TINJAUAN PUSTAKA Akuntansi Sektor Publik Menurut Mardiasmo (2009), akuntansi sektor publik memiliki kaitan erat dengan penerapan dan perlakuan akuntansi pada domain publik yang memiliki wilayah lebih luas dan kompleks dibandingkan sektor swasta atau bisnis. Secara kelembagaan, domain publik antara lain meliputi badan-badan pemerintahan (Pemerintahan Pusat dan Daerah serta unit kerja pemerintah), perusahaan milik negara dan daerah (BUMN dan BUMD), yayasan, universitas, organisasi politik dan organisasi massa, serta Lembaga Swadaya Masyarakat (LSM).

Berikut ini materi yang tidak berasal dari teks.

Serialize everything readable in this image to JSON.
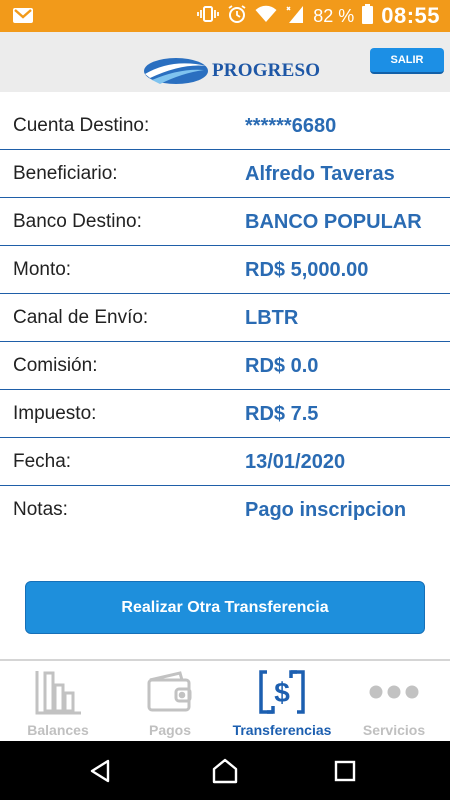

Dilihat dari variabel lingkungan, sektor publik tidak hanya dipengaruhi oleh faktor ekonomi, tetapi juga oleh faktor-faktor lain seperti politik, sosial, budaya, dan historis, yang menimbulkan perbedaan dalam pengertian, cara pandang, dan definisi. Sektor publik dapat dipahami sebagai entitas yang aktivitasnya menghasilkan barang dan layanan publik dalam memenuhi kebutuhan dan hak publik. 3
Standar Akuntansi Pemerintahan Salah satu upaya konkret untuk mewujudkan transparansi dan akuntabilitas pengelolaan keuangan negara adalah penyampaian laporan pertanggungjawaban keuangan pemerintah yang memenuhi prinsip-prinsip tepat waktu dan disusun dengan mengikuti standar akuntansi pemerintah yang telah diterima secara umum. Hal tersebut diatur dalam UU Nomor 17 Tahun 2003 tentang Keuangan Negara yang mensyaratkan bentuk dan isi laporan pertanggungjawaban pelaksanaan APBN/APBD disusun dan disajikan sesuai dengan SAP yang telah ditempatkan dalam PP Nomor 24 Tahun 2005. SAP adalah prinsip-prinsip akuntansi yang diterapkan dalam menyusun dan menyajikan laporan keuangan pemerintah. Dengan demikian, SAP merupakan persyaratan yang memiliki kekuatan hukum dalam upaya meningkatkan kualitas laporan keuangan di Indonesia. SAP diperlukan untuk menjamin konsistensi dalam pelaporan keuangan pada sektor publik. UU Nomor 17 Tahun 2003 tentang Keuangan Negara dan UU Nomor 1 Tahun 2004 tentang Perbendaharaan Negara mengamanatkan tugas penyusunan standar tersebut kepada suatu komite standar yang independen dan ditetapkan dalam suatu keputusan presiden tentang komite standar akuntansi pemerintahan. Sesuai dengan amanat undang-undang tersebut, pemerintah menetapkan Kepres Nomor 84 Tahun 2004 tentang Komite Standar Akuntansi Pemerintahan (KSAP) tertanggal 5 Oktober 2005 sebagaimana telah diubah terakhir dengan Kepres Nomor 2 Tahun 2005 tentang Perubahan atas Kepres Nomor 84 Tahun 2004 tentang KSAP. Kepres tersebut menguatkan kedudukan KSAP yang telah dibentuk oleh menteri keuangan RI Nomor 308/KMK.012/2002 tentang KSAP pusat dan daerah tertanggal 13 Juni 2002. Secara garis besar, SAP mengatur pengukuran (nilai yang dicatat), pengakuan (yang dicatat), dan pengungkapan (di mana dan bagaimana). Selanjutnya SAP terdiri dari sebelas PSAP, antara lain (SAP, 2005): 1.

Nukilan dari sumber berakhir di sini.